4.14 Voor rechtsverwerking is vereist de aanwezigheid van bijzondere omstandigheden als gevolg waarvan hetzij bij de schuldenaar het gerechtvaardigd vertrouwen is gewekt dat de schuldeiser zijn aanspraak niet (meer) geldend zal maken, hetzij de positie van de schuldenaar onredelijk zou worden benadeeld of verzwaard in geval de schuldeiser zijn aanspraak alsnog geldend zou maken (HR 24 april 1998, NJ 1998, 621).
4.15 Alvorens definitief te oordelen omtrent het beroep van [geïntimeerde] op rechtsverwerking wenst het hof te beschikken over de brief van 29 november 2000 van [geïntimeerde] (genoemd in de conclusie van antwoord in conventie onder 6). Het hof zal [geïntimeerde] op de voet van artikel 22 Wetboek van Burgerlijke Rechtsvordering opdragen deze brief in het geding te brengen. Partijen zullen in de gelegenheid worden gesteld zich uit te laten over de vraag of tegen de achtergrond van het onder 4.14 overwogene, mede gelet op de brief van 29 november 2000, sprake is van rechtsverwerking aan de zijde van [appellant].
4.16 Het onder 4.2-4.15 overwogene brengt mee dat de vordering in conventie, mits de beoordeling van de onder 4.11 en 4.15 aangegeven kwesties in voor [appellant] gunstige zin zal uitvallen, toewijsbaar is.
4.17 Voor het geval dat de vordering in conventie inderdaad voor toewijzing vatbaar zal blijken te zijn, zal het hof reeds thans ingaan op de vordering van [geïntimeerde] in (voorwaardelijke) reconventie tot betaling van een bedrag van € 48.000,-- vermeerderd met wettelijke rente. Deze vordering is op grond van artikel 7:322 lid 1 Burgerlijk Wetboek niet voor toewijzing vatbaar: nu (ook als de vordering in conventie wordt toegewezen) geen sprake is van een door de grondkamer goedgekeurde pachtovereenkomst, kan [geïntimeerde] niet met succes een rechtsvordering tot betaling van de pachtprijs tegen [appellant] instellen.
Slotsom
[appellant] zal in de gelegenheid worden gesteld tot het overleggen van de brieven van 16 en 18 januari 2002. [geïntimeerde] zal gelijktijdig in de gelegenheid worden gesteld de brief van 29 november 2000 in het geding te brengen. Beide partijen zullen vervolgens in de gelegenheid worden gesteld tot gelijktijdige uitlating als onder 4.11 en 4.15 aangegeven. Iedere verdere beslissing zal worden aangehouden.

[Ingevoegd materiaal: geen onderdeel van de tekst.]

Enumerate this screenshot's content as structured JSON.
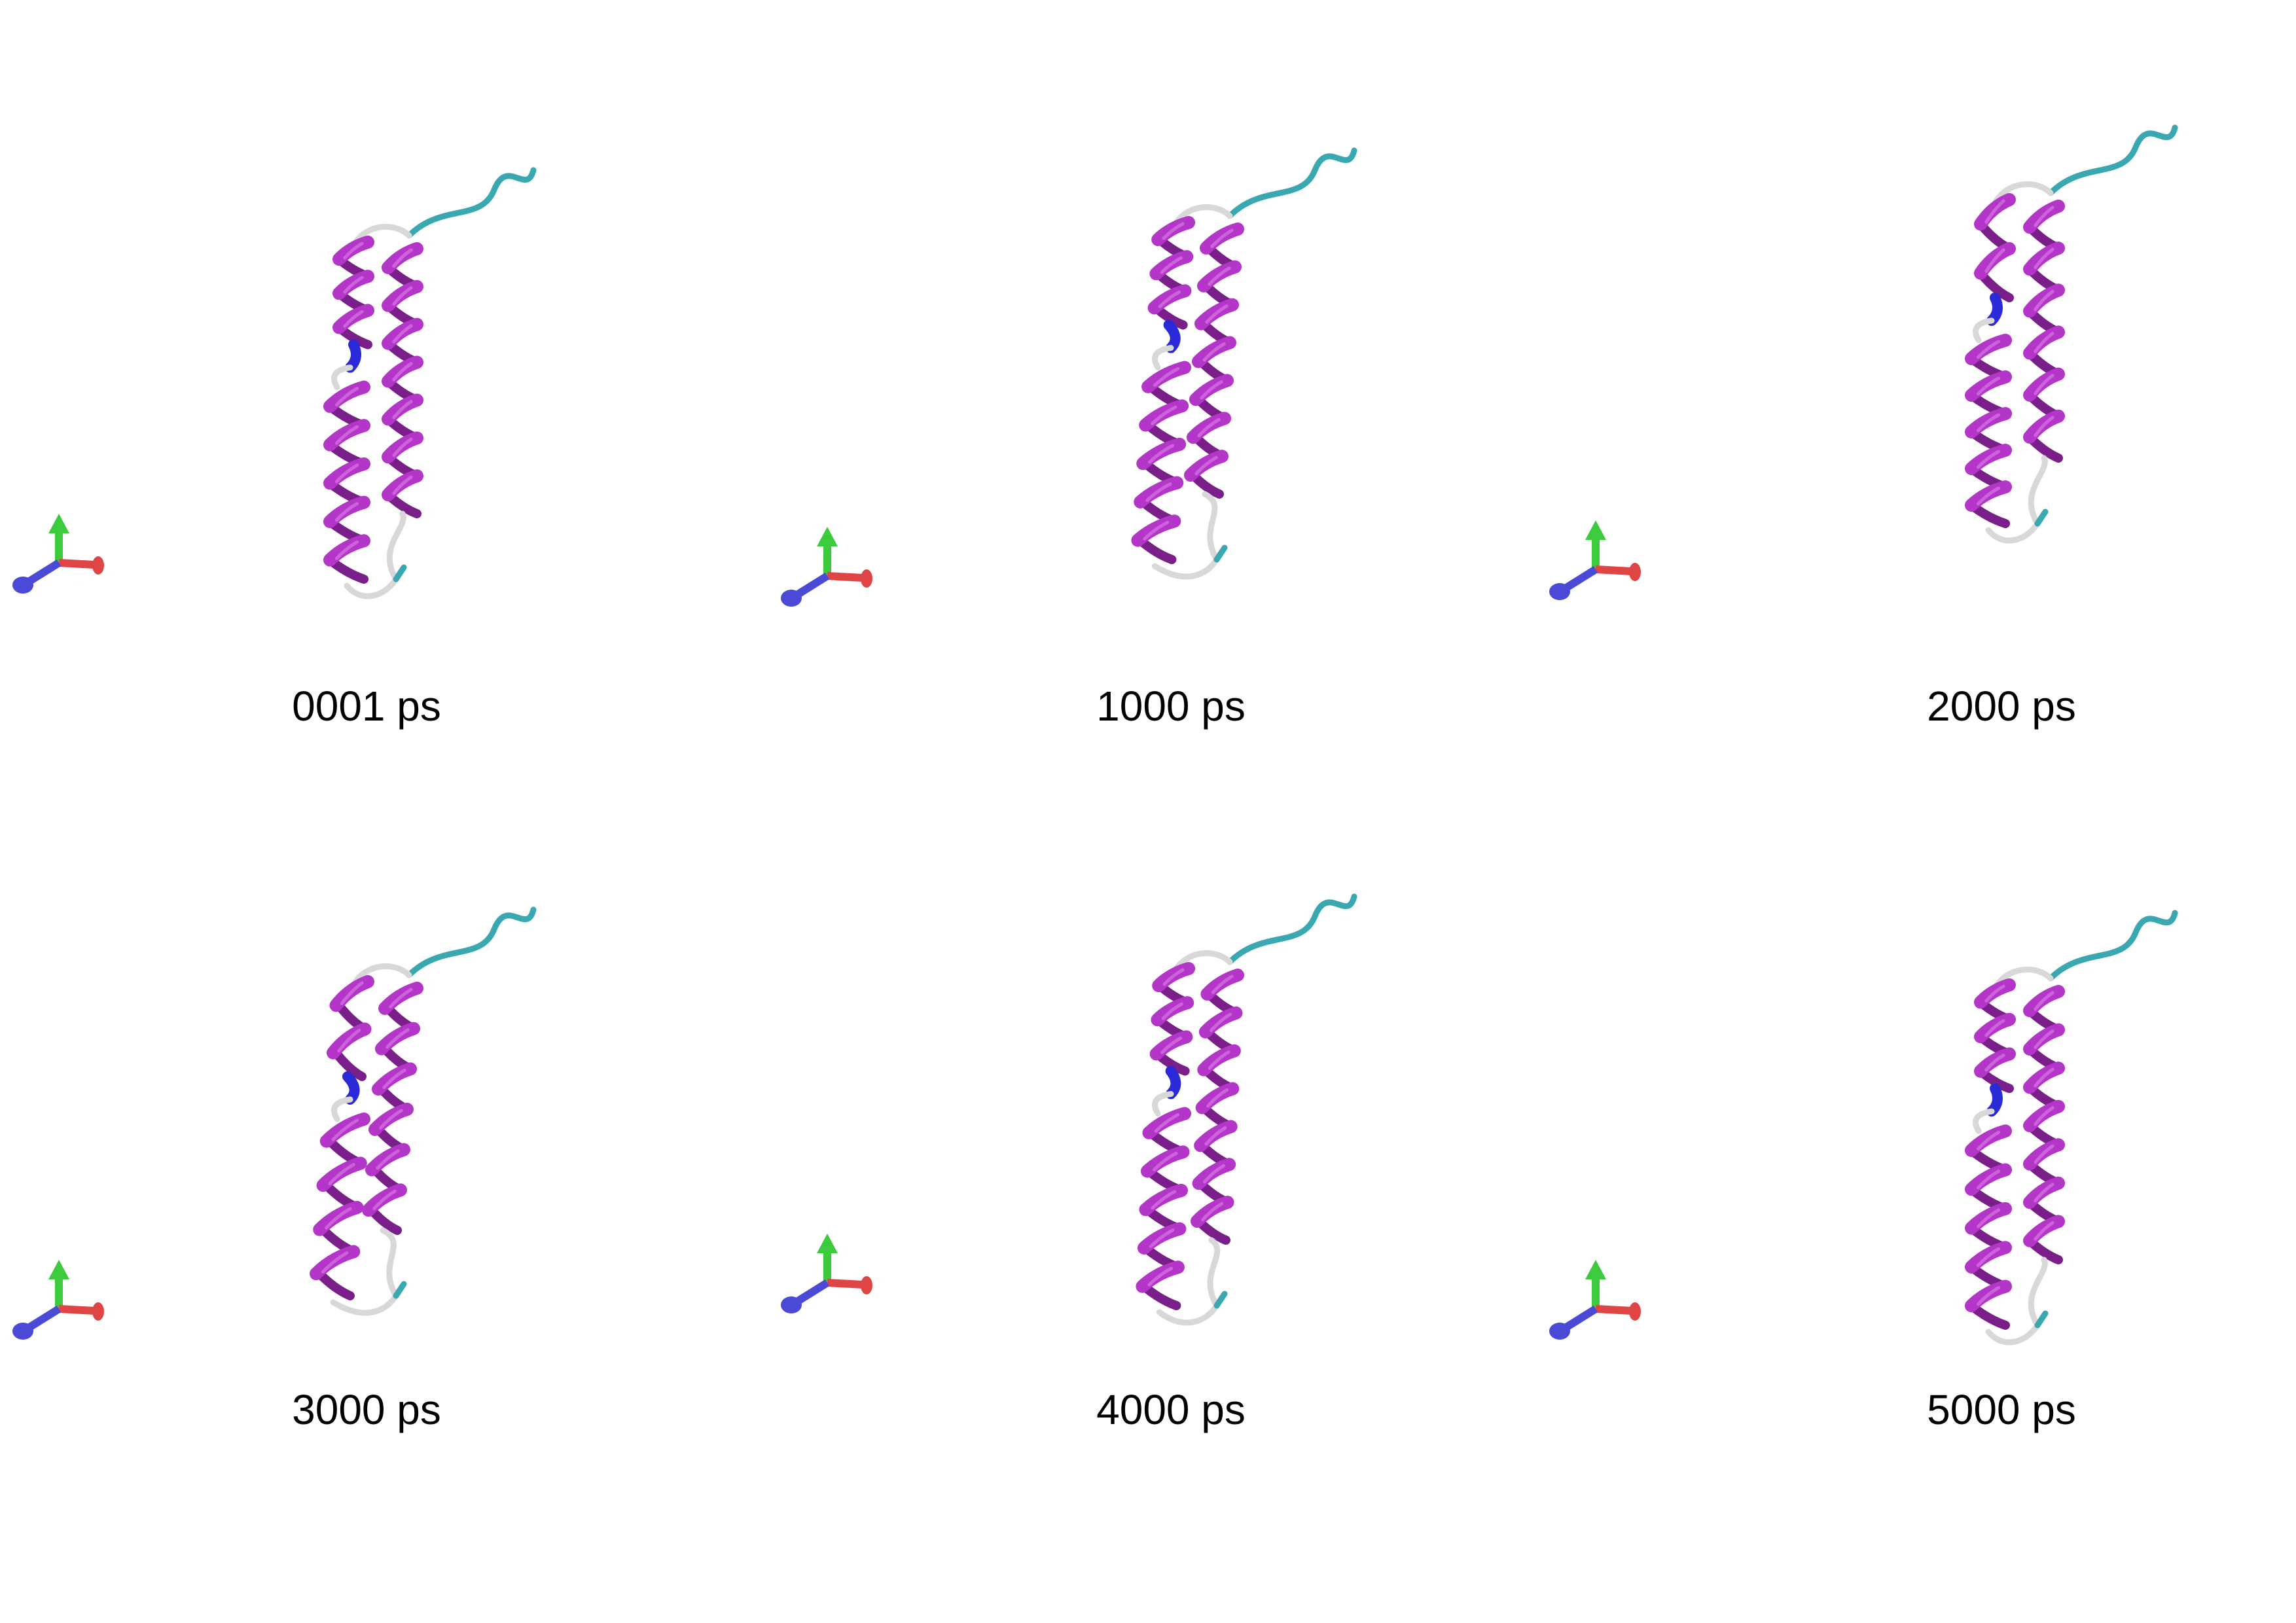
{
  "figure": {
    "colors": {
      "helix": "#b436c8",
      "helix_dark": "#7a1f8a",
      "helix_light": "#d46ee2",
      "bend_310": "#2a2ad8",
      "turn": "#3aa8b0",
      "coil": "#d8d8d8",
      "axis_x": "#e04545",
      "axis_y": "#3ccb3c",
      "axis_z": "#4a4ad6",
      "background": "#ffffff"
    },
    "panels": [
      {
        "time_label": "0001 ps"
      },
      {
        "time_label": "1000 ps"
      },
      {
        "time_label": "2000 ps"
      },
      {
        "time_label": "3000 ps"
      },
      {
        "time_label": "4000 ps"
      },
      {
        "time_label": "5000 ps"
      }
    ]
  }
}
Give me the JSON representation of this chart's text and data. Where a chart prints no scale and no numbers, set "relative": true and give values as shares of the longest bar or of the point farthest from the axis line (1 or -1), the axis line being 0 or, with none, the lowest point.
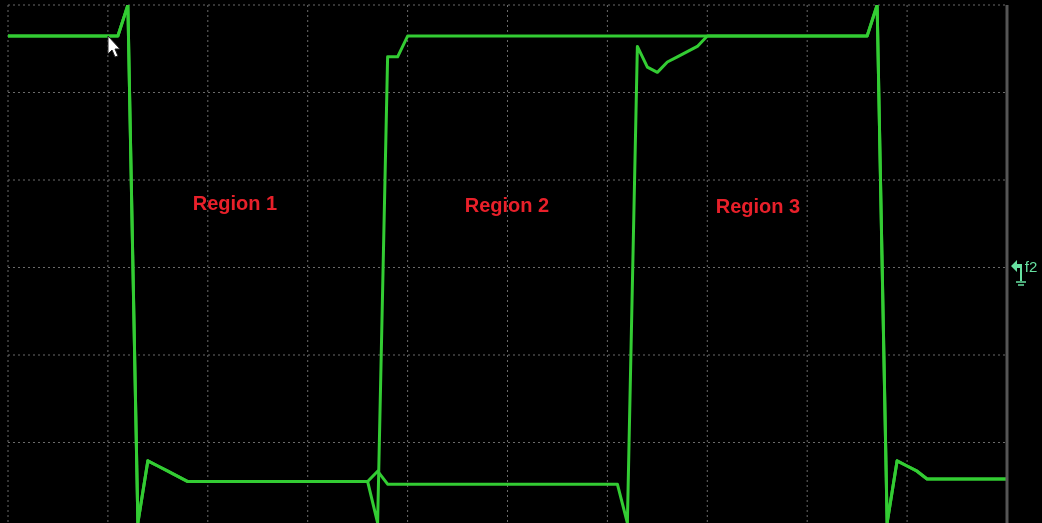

Het hof, recht doende in hoger beroep:
verwijst de zaak naar de roldatum 24 maart 2009 voor het overleggen van stukken door [appellant] als omschreven onder 4.11 en door [geïntimeerde] als omschreven onder 4.15 en naar de roldatum 21 april 2009 voor gelijktijdige uitlating door partijen als onder 4.11 en 4.15 aangegeven;
houdt verder iedere beslissing aan.
Dit arrest is gewezen door mrs. W.L. Valk, M.M. Olthof en H.L. van der Beek en de deskundige leden mr. ing. J.A. Jansens van Gellicum en ir. H.B.M. Duenk en is in tegenwoordigheid van de griffier uitgesproken ter openbare terechtzitting van 24 februari 2009.